The themes of love triangles and unrequited love are not new to the world of Cinema, but Leelee said there is still something original about "Here on Earth."

"I think 'Here on Earth' has more of a feel of an older romantic film, when things were kind of more pure. It has something very fresh and youthful to it. Since comparisons are inevitable from people like you," she laughed, "then I don't avoid them. It's okay if you're compared to another film.

"Films are going to be different, but a love story is a love story is a love story and somebody dying is somebody dying and somebody living is somebody living and an unwed mother and a pregnant woman and a dying man, it's all been done before. I don't know, what can you do that's new? But you can. Everything's been done before and nothing will be original ever again in life and life is awful and bad," she said, feigning a tragic expression for the sake of sarcasm.

An important part of making a love story is dealing with on-screen kisses. Leelee tried to approach this professionally, but said it was difficult to get over the awkward situation. "
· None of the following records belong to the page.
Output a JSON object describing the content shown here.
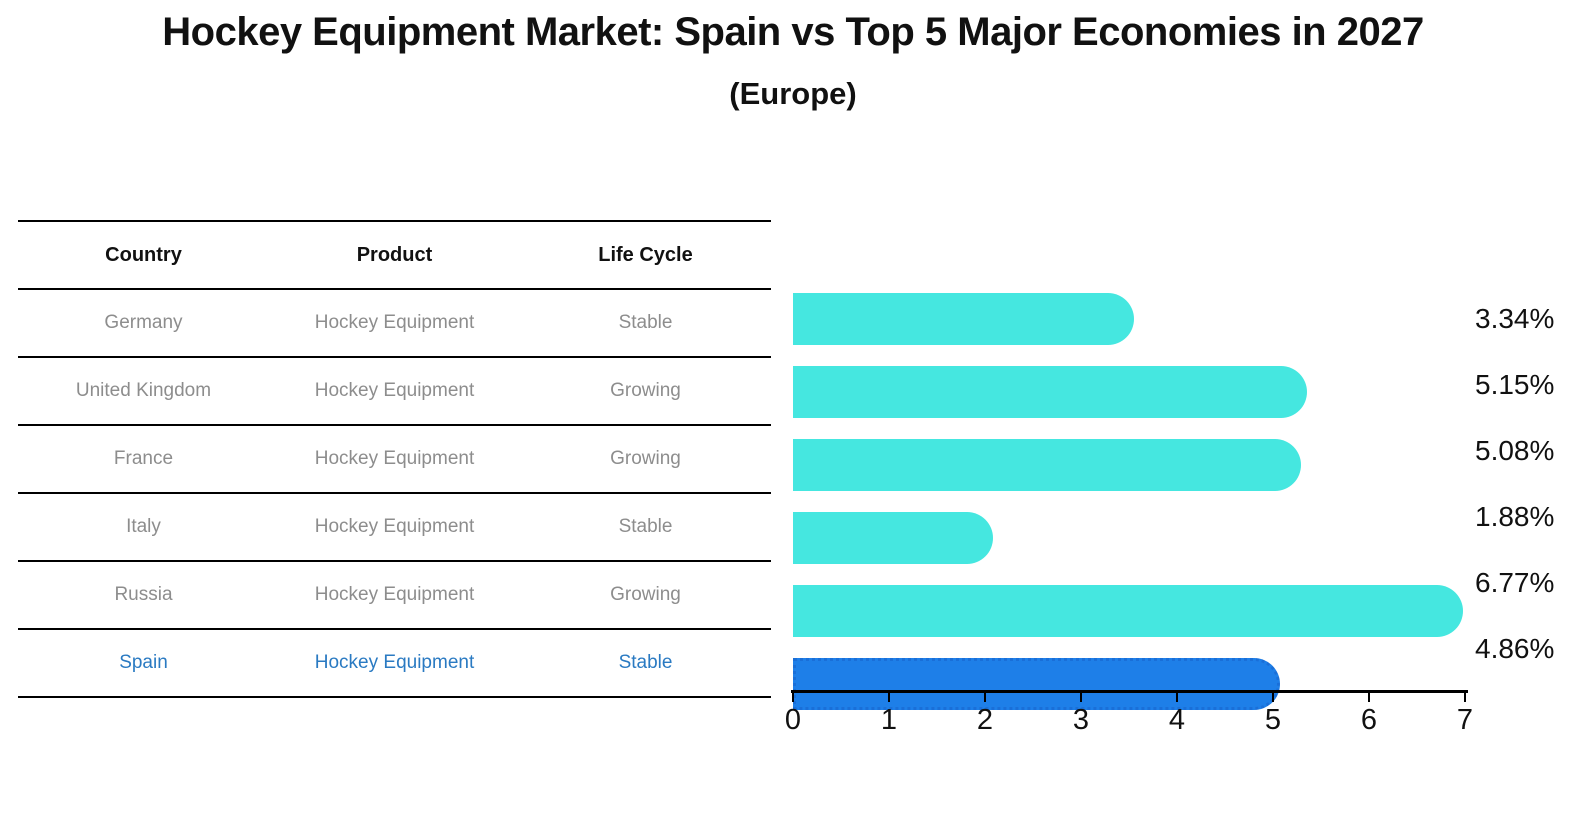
{
  "title": "Hockey Equipment Market: Spain vs Top 5 Major Economies in 2027",
  "subtitle": "(Europe)",
  "table": {
    "headers": [
      "Country",
      "Product",
      "Life Cycle"
    ],
    "rows": [
      {
        "country": "Germany",
        "product": "Hockey Equipment",
        "life_cycle": "Stable",
        "highlight": false
      },
      {
        "country": "United Kingdom",
        "product": "Hockey Equipment",
        "life_cycle": "Growing",
        "highlight": false
      },
      {
        "country": "France",
        "product": "Hockey Equipment",
        "life_cycle": "Growing",
        "highlight": false
      },
      {
        "country": "Italy",
        "product": "Hockey Equipment",
        "life_cycle": "Stable",
        "highlight": false
      },
      {
        "country": "Russia",
        "product": "Hockey Equipment",
        "life_cycle": "Growing",
        "highlight": false
      },
      {
        "country": "Spain",
        "product": "Hockey Equipment",
        "life_cycle": "Stable",
        "highlight": true
      }
    ]
  },
  "chart_data": {
    "type": "bar",
    "orientation": "horizontal",
    "title": "Hockey Equipment Market: Spain vs Top 5 Major Economies in 2027",
    "subtitle": "(Europe)",
    "categories": [
      "Germany",
      "United Kingdom",
      "France",
      "Italy",
      "Russia",
      "Spain"
    ],
    "values": [
      3.34,
      5.15,
      5.08,
      1.88,
      6.77,
      4.86
    ],
    "value_labels": [
      "3.34%",
      "5.15%",
      "5.08%",
      "1.88%",
      "6.77%",
      "4.86%"
    ],
    "xlim": [
      0,
      7
    ],
    "x_ticks": [
      0,
      1,
      2,
      3,
      4,
      5,
      6,
      7
    ],
    "grid": false,
    "legend": false,
    "highlight_index": 5,
    "bar_color": "#45E7E0",
    "highlight_bar_color": "#1E7FE8",
    "highlight_border_color": "#1A6FD8"
  },
  "colors": {
    "background": "#FFFFFF",
    "text": "#111111",
    "muted_text": "#8D8D8D",
    "highlight_text": "#2A7AC2",
    "line": "#000000"
  }
}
A kiss is something that's so personal, even much more than other acts of intimacy. If you think of the women who sell themselves on 54th street, they don't kiss. So, sometimes when you're working you feel like, 'God I'm just like a woman on 54th street because I'm just giving away my kisses to all these random people.' There's this camera that's in your face and you walk around and you feel like everybody on set, men/women everything, they've all kissed you because they've all been focusing on that kiss, on that scene. You walk around and you're like, 'Oh my God, you've stolen my lips.' You just feel kind of strange.
 
"Let me tell you this one funny thing about the kiss. We used to do this one kiss at 2 in the morning, and I was so tired I just had to have some coffee to keep me awake. Chris doesn't like the taste of coffee, so I would wear this mandarin lip balm, because he likes oranges, to make the kisses pleasurable for him. By the end of the filming I had consumed, like, this pot of mandarin lip balm. If you put it on my lips now, I'll probably throw up. I just had so much of this stuff.
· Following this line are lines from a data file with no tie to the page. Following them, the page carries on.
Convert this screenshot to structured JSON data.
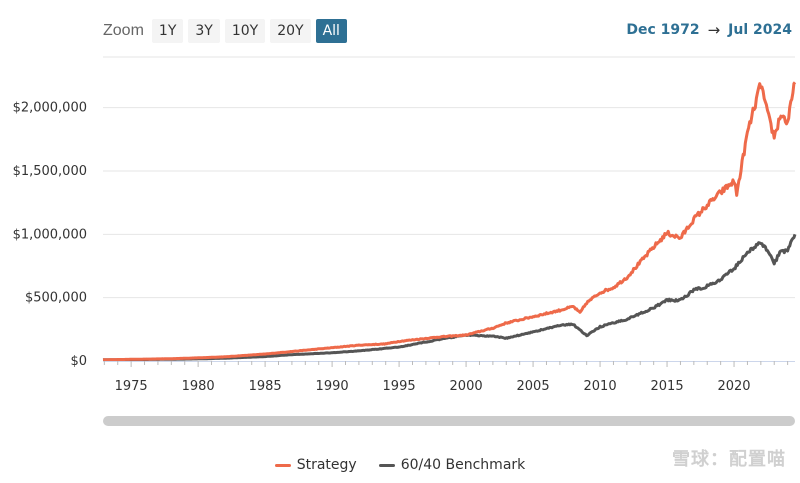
{
  "toolbar": {
    "zoom_label": "Zoom",
    "zoom_buttons": [
      "1Y",
      "3Y",
      "10Y",
      "20Y",
      "All"
    ],
    "active_zoom": "All",
    "range_start": "Dec 1972",
    "range_arrow": "→",
    "range_end": "Jul 2024"
  },
  "watermark": "雪球：配置喵",
  "colors": {
    "strategy": "#ee6a4a",
    "benchmark": "#555555",
    "accent": "#2e7094"
  },
  "chart_data": {
    "type": "line",
    "x_label_years": [
      1975,
      1980,
      1985,
      1990,
      1995,
      2000,
      2005,
      2010,
      2015,
      2020
    ],
    "xlim": [
      1972.9,
      2024.55
    ],
    "ylim": [
      0,
      2400000
    ],
    "y_ticks": [
      {
        "value": 0,
        "label": "$0"
      },
      {
        "value": 500000,
        "label": "$500,000"
      },
      {
        "value": 1000000,
        "label": "$1,000,000"
      },
      {
        "value": 1500000,
        "label": "$1,500,000"
      },
      {
        "value": 2000000,
        "label": "$2,000,000"
      }
    ],
    "grid": true,
    "legend_position": "bottom-center",
    "series": [
      {
        "name": "Strategy",
        "x": [
          1972.9,
          1975,
          1978,
          1980,
          1982,
          1985,
          1987,
          1988,
          1990,
          1992,
          1994,
          1995,
          1998,
          2000,
          2002,
          2003,
          2005,
          2007,
          2008,
          2008.5,
          2009,
          2010,
          2011,
          2012,
          2013,
          2014,
          2015,
          2016,
          2017,
          2018,
          2019,
          2020,
          2020.2,
          2021,
          2022,
          2022.5,
          2023,
          2023.5,
          2024,
          2024.55
        ],
        "values": [
          10000,
          13000,
          18000,
          25000,
          33000,
          55000,
          75000,
          85000,
          105000,
          125000,
          135000,
          155000,
          190000,
          205000,
          260000,
          300000,
          350000,
          400000,
          430000,
          380000,
          460000,
          540000,
          580000,
          660000,
          780000,
          900000,
          1010000,
          970000,
          1120000,
          1230000,
          1330000,
          1420000,
          1320000,
          1800000,
          2190000,
          1950000,
          1770000,
          1950000,
          1880000,
          2200000
        ]
      },
      {
        "name": "60/40 Benchmark",
        "x": [
          1972.9,
          1975,
          1978,
          1980,
          1982,
          1985,
          1987,
          1990,
          1992,
          1995,
          1998,
          2000,
          2002,
          2003,
          2005,
          2007,
          2008,
          2009,
          2010,
          2012,
          2014,
          2015,
          2016,
          2017,
          2018,
          2019,
          2020,
          2021,
          2022,
          2022.5,
          2023,
          2023.5,
          2024,
          2024.55
        ],
        "values": [
          10000,
          11000,
          14000,
          17000,
          22000,
          35000,
          50000,
          65000,
          80000,
          110000,
          170000,
          205000,
          195000,
          180000,
          230000,
          280000,
          290000,
          200000,
          270000,
          330000,
          420000,
          480000,
          480000,
          560000,
          590000,
          640000,
          730000,
          860000,
          930000,
          880000,
          780000,
          860000,
          880000,
          1000000
        ]
      }
    ]
  }
}
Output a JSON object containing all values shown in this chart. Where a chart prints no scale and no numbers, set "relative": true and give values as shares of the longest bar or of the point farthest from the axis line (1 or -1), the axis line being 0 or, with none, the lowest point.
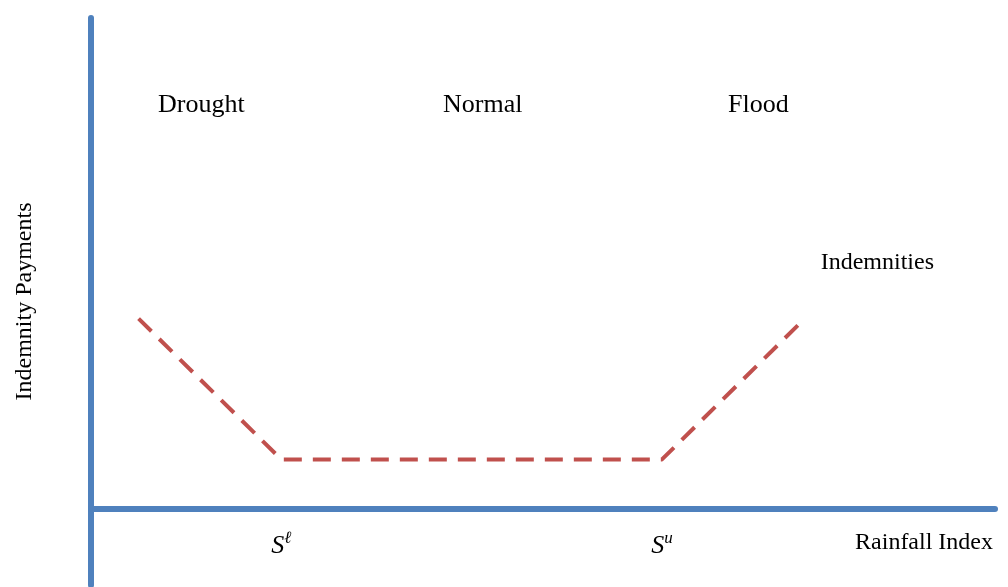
{
  "chart_data": {
    "type": "line",
    "relative": true,
    "xlabel": "Rainfall Index",
    "ylabel": "Indemnity Payments",
    "annotations": [
      "Drought",
      "Normal",
      "Flood"
    ],
    "categories": [
      null,
      null,
      null,
      null,
      "S$^{ℓ}$",
      null,
      null,
      null,
      null,
      null,
      null,
      null,
      "S$^{u}$",
      null,
      null,
      null,
      null,
      null,
      null,
      null
    ],
    "series": [
      {
        "name": "Indemnities",
        "color": "#c0504d",
        "values": [
          null,
          1,
          null,
          null,
          0.26,
          null,
          null,
          null,
          null,
          null,
          null,
          null,
          0.26,
          null,
          null,
          1,
          null,
          null,
          null,
          null
        ]
      }
    ],
    "line_style": "dashed",
    "marker": "none",
    "grid": false,
    "legend": false
  }
}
"Since he doesn't like the taste of coffee it would be: cut, coffee, 3 altoids, shoot, mandarin lip balm, shoot, cut, coffee, three altoids. So, by the end I had had so many altoids it wasn't a very romantic kiss because the altoids didn't taste very good. He didn't do anything for me. He was very clean actually. After every meal he would go into the hair and makeup trailer and brush his teeth. So, I felt very secure I was kissing this very clean young gentleman."

Despite the awkwardness inherent in filming romantic scenes, Leelee spoke highly of working with her male co-stars.

"Chris Klein, my perception of him: I hadn't seen Election before I met him, so I didn't know anything about his acting, nor Josh. I hadn't seen anything that either of them were in, so I just met them like two guys and they were both just really nice. I think that Chris and Josh did a really great job, and I have seen some of the film because I did the voiceover. I was really surprised at the chemistry between Chris and I because on set we were much more friendly. On screen it appeared that there was this great chemistry between us and so I was kind of shocked by it. I think he certainly is a good actor."

She also described what appealed to her specifically about the story.

"Since I'm from New York, when I read the script it was this whole different little world, and it was away from the city and it was these really good teenagers. They were nice kids with good values and I thought it was just really charming."

Leelee hopes to attend college in between her film projects. She does not want to stop acting for school, but rather alternate in between school and work a few months at a time. To conclude, she described her hopes for playing a wide range of roles.

"It's more interesting to do a big film and a small film, a mean girl and a nice girl, and a warm girl and a cold girl and a girl and a boy. Whatever you're gonna play it's fun to change. You keep changing and you yourself keep having new experiences and different ways that people are treating you and different people that know who you are and different type of work that you do and then you keep staying interested."